Il messaggio di Jones e Waggoner fu presentato come il «messaggio della giustificazione per fede, in verità», il «messaggio alla Laodicea», il «messaggio della giustizia di Cristo» e il «messaggio del terzo angelo». I ribelli opposero resistenza al messaggio e respinsero altresì la guida dello Spirito di Profezia e i messaggeri scelti dell’assemblea. La sorella White insegna inoltre che, quando i grandi edifici di New York City saranno abbattuti da un tocco della potenza di Dio, allora si adempirà Apocalisse 18:1–3. Dall’11 settembre, la dirigenza della chiesa avventista del settimo giorno di Laodicea ha continuato a ripetere la ribellione di Core, la ribellione dei 25 uomini antichi, la ribellione della dirigenza nel 1888 e la ribellione del Sinedrio nel periodo che precedette la croce.
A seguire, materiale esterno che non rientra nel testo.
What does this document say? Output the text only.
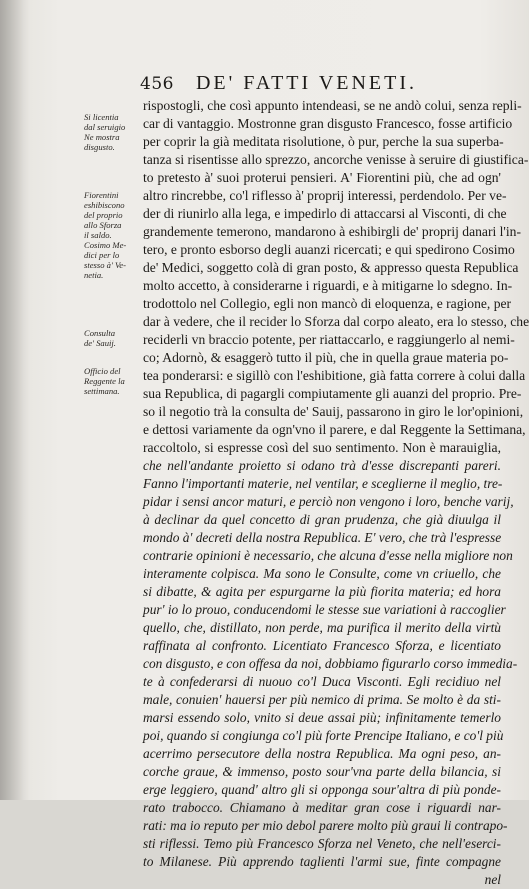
456 DE' FATTI VENETI.
Si licentia
dal seruigio
Ne mostra
disgusto.
Fiorentini
eshibiscono
del proprio
allo Sforza
il saldo.
Cosimo Me-
dici per lo
stesso à' Ve-
netia.
Consulta
de' Sauij.
Officio del
Reggente la
settimana.
rispostogli, che così appunto intendeasi, se ne andò colui, senza repli-
car di vantaggio. Mostronne gran disgusto Francesco, fosse artificio
per coprir la già meditata risolutione, ò pur, perche la sua superba-
tanza si risentisse allo sprezzo, ancorche venisse à seruire di giustifica-
to pretesto à' suoi proterui pensieri. A' Fiorentini più, che ad ogn'
altro rincrebbe, co'l riflesso à' proprij interessi, perdendolo. Per ve-
der di riunirlo alla lega, e impedirlo di attaccarsi al Visconti, di che
grandemente temerono, mandarono à eshibirgli de' proprij danari l'in-
tero, e pronto esborso degli auanzi ricercati; e qui spedirono Cosimo
de' Medici, soggetto colà di gran posto, & appresso questa Republica
molto accetto, à considerarne i riguardi, e à mitigarne lo sdegno. In-
trodottolo nel Collegio, egli non mancò di eloquenza, e ragione, per
dar à vedere, che il recider lo Sforza dal corpo aleato, era lo stesso, che
reciderli vn braccio potente, per riattaccarlo, e raggiungerlo al nemi-
co; Adornò, & esaggerò tutto il più, che in quella graue materia po-
tea ponderarsi: e sigillò con l'eshibitione, già fatta correre à colui dalla
sua Republica, di pagargli compiutamente gli auanzi del proprio. Pre-
so il negotio trà la consulta de' Sauij, passarono in giro le lor'opinioni,
e dettosi variamente da ogn'vno il parere, e dal Reggente la Settimana,
raccoltolo, si espresse così del suo sentimento. Non è marauiglia,
che nell'andante proietto si odano trà d'esse discrepanti pareri.
Fanno l'importanti materie, nel ventilar, e sceglierne il meglio, tre-
pidar i sensi ancor maturi, e perciò non vengono i loro, benche varij,
à declinar da quel concetto di gran prudenza, che già diuulga il
mondo à' decreti della nostra Republica. E' vero, che trà l'espresse
contrarie opinioni è necessario, che alcuna d'esse nella migliore non
interamente colpisca. Ma sono le Consulte, come vn criuello, che
si dibatte, & agita per espurgarne la più fiorita materia; ed hora
pur' io lo prouo, conducendomi le stesse sue variationi à raccoglier
quello, che, distillato, non perde, ma purifica il merito della virtù
raffinata al confronto. Licentiato Francesco Sforza, e licentiato
con disgusto, e con offesa da noi, dobbiamo figurarlo corso immedia-
te à confederarsi di nuouo co'l Duca Visconti. Egli recidiuo nel
male, conuien' hauersi per più nemico di prima. Se molto è da sti-
marsi essendo solo, vnito si deue assai più; infinitamente temerlo
poi, quando si congiunga co'l più forte Prencipe Italiano, e co'l più
acerrimo persecutore della nostra Republica. Ma ogni peso, an-
corche graue, & immenso, posto sour'vna parte della bilancia, si
erge leggiero, quand' altro gli si opponga sour'altra di più ponde-
rato trabocco. Chiamano à meditar gran cose i riguardi nar-
rati: ma io reputo per mio debol parere molto più graui li contrapo-
sti riflessi. Temo più Francesco Sforza nel Veneto, che nell'eserci-
to Milanese. Più apprendo taglienti l'armi sue, finte compagne
nel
Quei 25 uomini sono un simbolo che rappresenta un contraffatto sacerdozio levitico.

Un Levita doveva avere venticinque anni quando iniziava a servire.

E il Signore parlò a Mosè, dicendo: Questo è ciò che appartiene ai Leviti: dall’età di venticinque anni in su entreranno a prestare servizio nel tabernacolo della congregazione; e dall’età di cinquant’anni cesseranno di prestare servizio e non serviranno più; ma ministreranno con i loro fratelli nel tabernacolo della congregazione, per osservare ciò che deve essere osservato, e non faranno alcun servizio. Così farai ai Leviti riguardo ai loro incarichi. Numeri 8:23–26.
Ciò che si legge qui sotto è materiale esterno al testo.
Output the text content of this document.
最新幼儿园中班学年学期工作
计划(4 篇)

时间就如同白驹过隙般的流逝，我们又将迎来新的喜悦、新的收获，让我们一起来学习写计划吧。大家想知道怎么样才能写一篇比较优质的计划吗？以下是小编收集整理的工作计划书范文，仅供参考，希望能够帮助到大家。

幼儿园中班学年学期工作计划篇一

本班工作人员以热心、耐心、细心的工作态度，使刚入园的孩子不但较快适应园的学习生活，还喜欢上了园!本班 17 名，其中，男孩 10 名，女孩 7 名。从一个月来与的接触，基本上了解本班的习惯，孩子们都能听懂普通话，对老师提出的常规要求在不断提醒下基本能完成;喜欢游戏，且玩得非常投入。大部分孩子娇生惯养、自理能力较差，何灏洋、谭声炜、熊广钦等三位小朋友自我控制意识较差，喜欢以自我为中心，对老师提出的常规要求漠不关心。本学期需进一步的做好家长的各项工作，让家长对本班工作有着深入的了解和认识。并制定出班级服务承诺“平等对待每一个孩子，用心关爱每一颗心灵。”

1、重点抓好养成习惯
Un Levita inizia il suo servizio all’età di venticinque anni e serve per venticinque anni, fino ai cinquanta. Il Messaggero del Patto, in Malachia tre, sta purificando e anche mondando i Leviti al tempo della legge domenicale, come fece il 22 ottobre 1844.

Ecco, io mando il mio messaggero, ed egli preparerà la via davanti a me; e il Signore, che voi cercate, entrerà improvvisamente nel suo tempio, il messaggero del patto, che voi desiderate; ecco, egli verrà, dice il Signore degli eserciti.

Ma chi potrà reggere il giorno della sua venuta? e chi potrà restare in piedi quando egli apparirà? Poiché egli è come il fuoco del raffinatore e come il sapone dei lavandai; ed egli siederà come un raffinatore e purificatore d’argento; e purificherà i figli di Levi e li purgherà come l’oro e l’argento, affinché offrano al Signore un’offerta con giustizia. Allora l’offerta di Giuda e di Gerusalemme sarà gradita al Signore, come nei giorni antichi e come negli anni di un tempo. Malachia 3:1–4.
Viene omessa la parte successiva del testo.